The association said that it recognizes the well-being services offered by employers and specialist charities such as the PDA’s charity partner Pharmacist Support play an important part in helping pharmacists who may be experiencing stress.
However, the PDA is also committed to working with members to challenge employers to provide well workplaces and to help them to make real impact changes. This can be done by addressing the causes of stress and fulfilling their responsibilities to their employees.
It added: “Under the management of Health and Safety at Work Regulations 1999, employers are required by law to protect employees from harm. Their legal obligations include identifying hazards and risks and implementing ways to reduce or eliminate them. The PDA’s new factsheet highlights the importance of employers recognizing the hazards causing stress as the health and safety issues they are.”
During the PDA’s 75-minute event attendees discussed the realities of how stress impacts their working lives and reflected on how they can work with employers to improve this.
The event referenced the earlier Health and Safety Executive (HSE) Stress and Wellbeing surveys undertaken by the PDA within community and hospital settings. The PDA utilized the HSE Management Standards for context and members shared their daily experiences across community, hospital, and primary care settings including the demands placed on them through short staffing, additional workloads, and often unsupportive organizational structures.

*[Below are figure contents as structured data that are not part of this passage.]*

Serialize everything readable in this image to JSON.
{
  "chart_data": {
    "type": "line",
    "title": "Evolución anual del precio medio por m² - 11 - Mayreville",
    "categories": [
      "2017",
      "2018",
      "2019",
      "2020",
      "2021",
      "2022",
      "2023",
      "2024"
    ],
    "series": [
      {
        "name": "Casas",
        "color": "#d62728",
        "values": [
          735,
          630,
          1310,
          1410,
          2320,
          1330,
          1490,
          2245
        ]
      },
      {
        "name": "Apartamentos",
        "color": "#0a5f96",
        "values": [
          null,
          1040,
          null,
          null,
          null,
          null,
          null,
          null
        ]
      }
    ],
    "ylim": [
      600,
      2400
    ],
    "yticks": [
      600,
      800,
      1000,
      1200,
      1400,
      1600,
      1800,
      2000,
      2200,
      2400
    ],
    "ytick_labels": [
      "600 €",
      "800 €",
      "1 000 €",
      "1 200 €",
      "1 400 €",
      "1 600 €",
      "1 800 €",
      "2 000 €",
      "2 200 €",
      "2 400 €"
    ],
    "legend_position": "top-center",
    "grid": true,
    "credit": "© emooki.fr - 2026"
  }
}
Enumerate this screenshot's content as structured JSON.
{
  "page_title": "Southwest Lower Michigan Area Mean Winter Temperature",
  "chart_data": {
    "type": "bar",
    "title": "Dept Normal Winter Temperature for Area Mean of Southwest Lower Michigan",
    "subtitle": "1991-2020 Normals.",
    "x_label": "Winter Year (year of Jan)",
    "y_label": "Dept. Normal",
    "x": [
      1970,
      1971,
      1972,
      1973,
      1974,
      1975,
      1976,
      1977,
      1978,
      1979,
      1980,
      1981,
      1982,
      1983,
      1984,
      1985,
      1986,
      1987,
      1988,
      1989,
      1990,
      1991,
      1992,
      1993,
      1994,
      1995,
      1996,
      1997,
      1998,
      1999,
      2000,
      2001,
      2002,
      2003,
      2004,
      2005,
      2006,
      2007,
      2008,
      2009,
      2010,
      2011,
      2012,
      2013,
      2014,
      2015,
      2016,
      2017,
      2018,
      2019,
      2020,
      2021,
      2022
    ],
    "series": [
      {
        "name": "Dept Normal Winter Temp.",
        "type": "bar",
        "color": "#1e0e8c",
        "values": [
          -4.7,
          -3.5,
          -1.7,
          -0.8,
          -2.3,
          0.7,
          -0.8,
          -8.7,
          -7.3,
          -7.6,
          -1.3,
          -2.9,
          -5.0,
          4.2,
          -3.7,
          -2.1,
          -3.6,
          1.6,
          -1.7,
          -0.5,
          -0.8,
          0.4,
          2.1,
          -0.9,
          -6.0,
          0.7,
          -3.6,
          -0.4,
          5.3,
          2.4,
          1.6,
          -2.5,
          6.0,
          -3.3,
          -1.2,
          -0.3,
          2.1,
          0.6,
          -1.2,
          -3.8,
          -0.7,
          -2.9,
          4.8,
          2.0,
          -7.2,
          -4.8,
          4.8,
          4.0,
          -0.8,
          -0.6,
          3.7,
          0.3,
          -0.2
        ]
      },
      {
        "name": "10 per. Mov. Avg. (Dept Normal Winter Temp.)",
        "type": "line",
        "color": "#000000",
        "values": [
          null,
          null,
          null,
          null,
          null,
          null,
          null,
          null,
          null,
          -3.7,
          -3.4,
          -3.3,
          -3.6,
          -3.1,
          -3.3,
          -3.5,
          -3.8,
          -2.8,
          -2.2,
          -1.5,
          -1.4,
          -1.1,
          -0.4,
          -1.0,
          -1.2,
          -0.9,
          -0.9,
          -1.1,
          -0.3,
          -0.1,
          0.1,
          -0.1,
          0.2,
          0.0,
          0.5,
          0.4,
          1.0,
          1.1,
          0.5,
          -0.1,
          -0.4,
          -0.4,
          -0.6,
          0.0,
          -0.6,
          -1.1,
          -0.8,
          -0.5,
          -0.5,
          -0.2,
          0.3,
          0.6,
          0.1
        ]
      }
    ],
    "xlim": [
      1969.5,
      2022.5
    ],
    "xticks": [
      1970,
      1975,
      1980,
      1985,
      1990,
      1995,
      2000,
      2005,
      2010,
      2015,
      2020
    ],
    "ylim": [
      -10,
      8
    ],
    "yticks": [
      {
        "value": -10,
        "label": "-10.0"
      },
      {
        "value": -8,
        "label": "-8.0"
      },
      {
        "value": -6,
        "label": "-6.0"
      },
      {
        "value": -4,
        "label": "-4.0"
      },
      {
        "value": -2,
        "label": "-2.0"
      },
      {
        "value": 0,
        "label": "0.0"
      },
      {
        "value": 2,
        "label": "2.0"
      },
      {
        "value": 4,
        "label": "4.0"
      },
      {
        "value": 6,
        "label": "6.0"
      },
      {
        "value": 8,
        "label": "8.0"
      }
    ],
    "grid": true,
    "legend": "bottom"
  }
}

One of the PDA members said: “The practice I work in has recently lost a valued team member through the stress she was under, and there is no-one to replace her for the next few months while they recruit. As no-one else is trained to do her role, her work coming to me and the other pharmacist – on top of our full-to-bursting clinics and admin responsibilities. Breaks are a thing of the past at the moment!
“I think there is a lack of recognition that regardless of how much work there is to be done, there is only so much that can physically be done. Being told that you’ll just have to ‘step up’ is not helpful or realistic.
“The challenge for pharmacists in community is that so much of the time you are the sole pharmacist in the building – no disrespect to the colleagues we work with, but when you are the only pharmacist, it is isolating.”